The Victoria County History for Essex reveals that In 1454 Sir John Bataille temporarily forfeited two-thirds of his manor in Ongar.  He had pledged the property as surety for the good behaviour of Robert Poynings, who had been ‘carver and swordbearer’ to Jack Cade (and who had married Elizabeth Paston the same year as becoming involved in the Kent rebellion). He was pardoned and bound over to keep the peace, but failed to do so. It wasn’t until 1455 that Poynings was cleared of treason having been outlawed in the meantime. John Bataille, who’d clearly been a good friend to Poynings in his time of need, was left out of pocket. His land was removed from him by the king for 15 years – which is an awful lot of rent to miss out on especially as he died a short time after it was returned to his care.

 

There is evidence of  Sir John Bataille’s straitened circumstances because in 1468, he mortgaged the manor of Magdalen Laver to Sir Thomas Cooke for £200. Soon afterwards Thomas became owner of the estate. (S) Magdalen Laver: Manor, A History of the County of Essex: V4: 1956.

 

And don’t be mistaken into believing that Robert Poynings was a disgruntled soldier returning from the disasterous war with France neither was he a yeoman nor a peasant who was fed up with taxation and an unfair social system. No, not at all…Robert Poynings’ grandfather was a baron who had settled the manors of Newington, Eastwell and Westwood in Kent on his granddaughter, Eleanor Poynings – the wife of the Earl of Northumberland. Our Robert had a countess for a niece and he wasn’t happy that she’d bagged the land which he had his eye upon. Even worse, someone else had carted off his grandfather’s belongings. (Was everyone related to everyone else at the beginning of the Wars of the Roses?  It must have been ever so difficult to keep track of which members of your family you weren’t speaking with.)  Anyway, back to Poynings -it was this disgruntlement with his grandfather’s will  and the response to his lawsuit that apparently led him to join with Cade.
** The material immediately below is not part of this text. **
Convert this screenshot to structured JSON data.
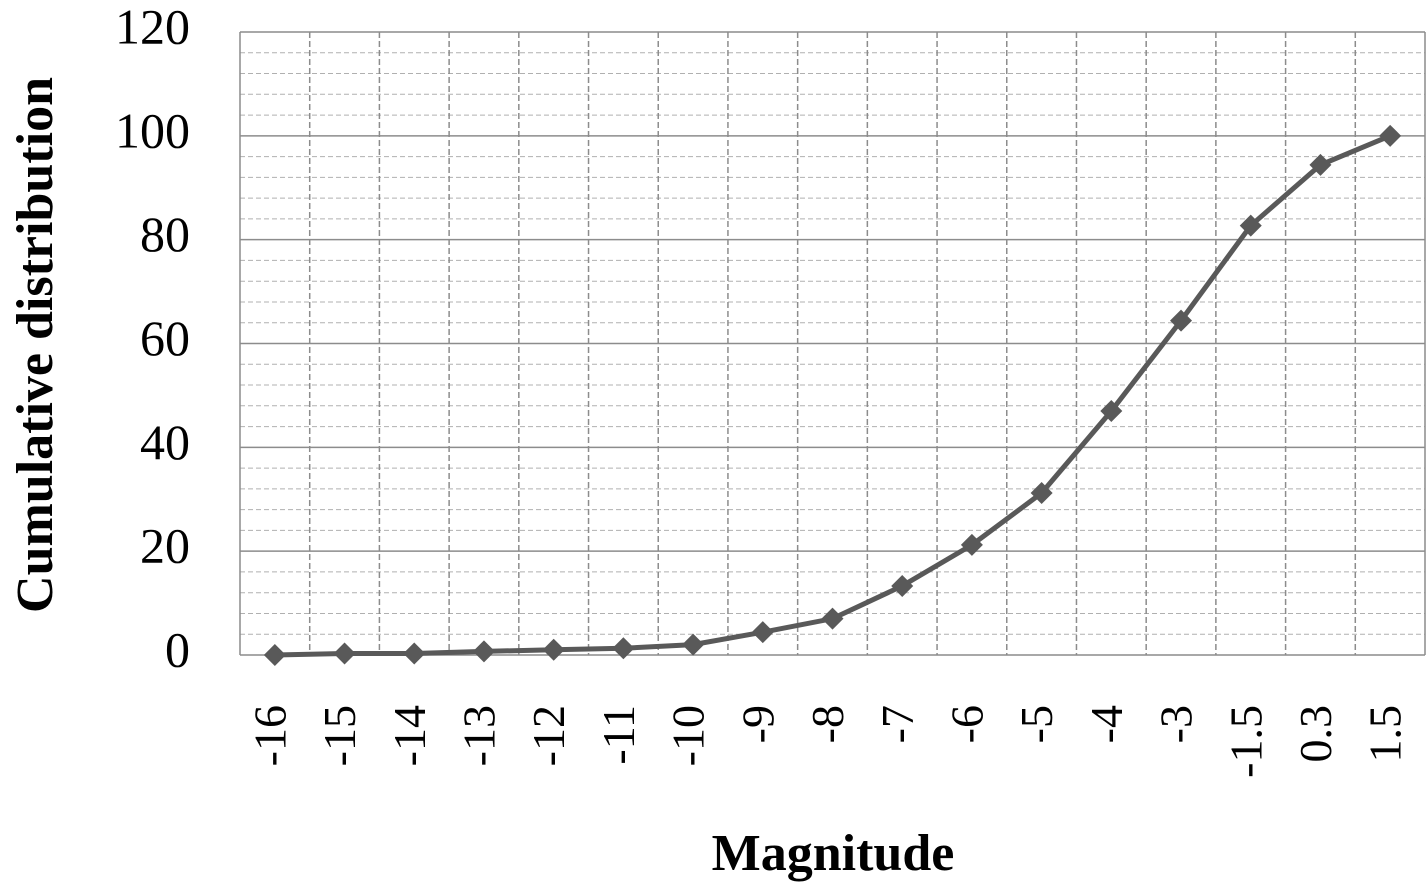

It didn’t do him any harm in the long run as he ended up as MP for Sussex.

 

So why did Sir John pledge his property? Well his wife Elizabeth who was the daughter of John Orell and Alice Poynings.  Didn’t I say everyone was related to everyone else?

Now while this isn’t a complete biography by any stretch of the imagination it does provide a snapshot that goes to show that family alliances and friendships could have far reaching consequences during the reign of Henry VI in the run up to the Wars of the Roses.